Si c’est une vie tranquille, ou exaspérante, je ne sais pas.
C’est encore mercredi.
Nous sommes sur le canapé de la maison, plutôt la cabane, de ton père. Il travaille tard, comme d’habitude. Je m’aperçois quand tu me parles de la nouvelle et de la politique et ta peur que la vie reprendra comme d’habitude après la folie de cette semaine. Nos soucis seront inutiles et faibles, un sentiment qui deviendra normal quand nous serons plus âgés.
Nous regardons, aujourd’hui et hier et toute la semaine dernière, un homme à la télé que nous aimons également. Il semble intelligent, bien habillé, et il nous rassure. Il dit toujours la bonne chose. Sa spéculation est incertaine et dénuée de sens mais elle nous rassure quand même. Je me sens bête, apaisée par l’homme des informations, son visage déformé un peu par une déviation à l’écran. Tu m’as dit une fois que ton père a filé un coup de genou à l’écran, mais j’ai oublié, et maintenant je le regarde aveuglément. Je décide qu’il est toujours aussi moche. Je ne me souviens plus de son nom, alors il doit être l’homme laid de la télé.

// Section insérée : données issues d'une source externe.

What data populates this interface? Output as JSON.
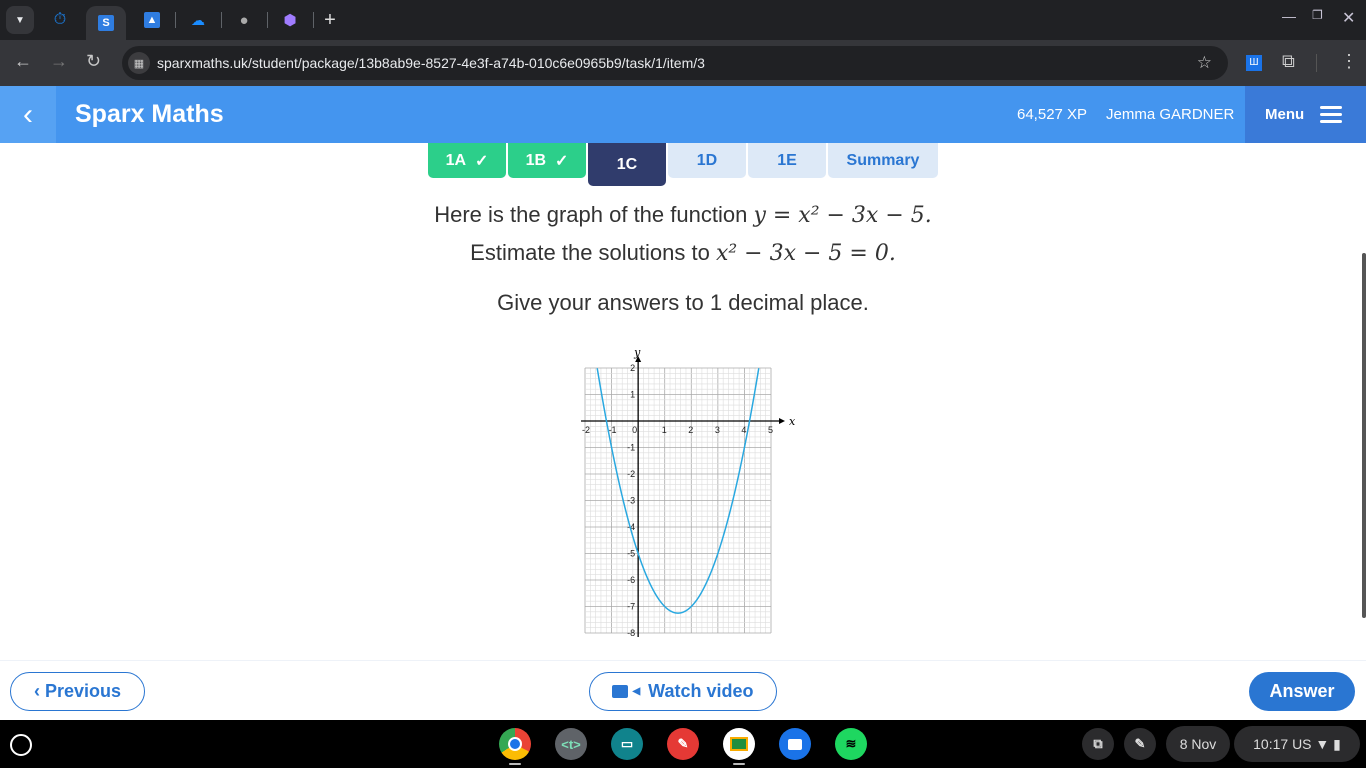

Ton papa nous a laissé des légumes rôtis (froids) et du riz trop cuit (encore chaud), et nous les mangeons sans réchauffer dans le salon. Nous ne parlons ni sourions. Il neige pour la première fois. Je te dis : « Il neige. Très beau », et j’essaye de ne pas tomber endormie contre ton épaule lorsque tu me racontes ce que tu faisais avec tes parents dans la neige quand tu étais petit.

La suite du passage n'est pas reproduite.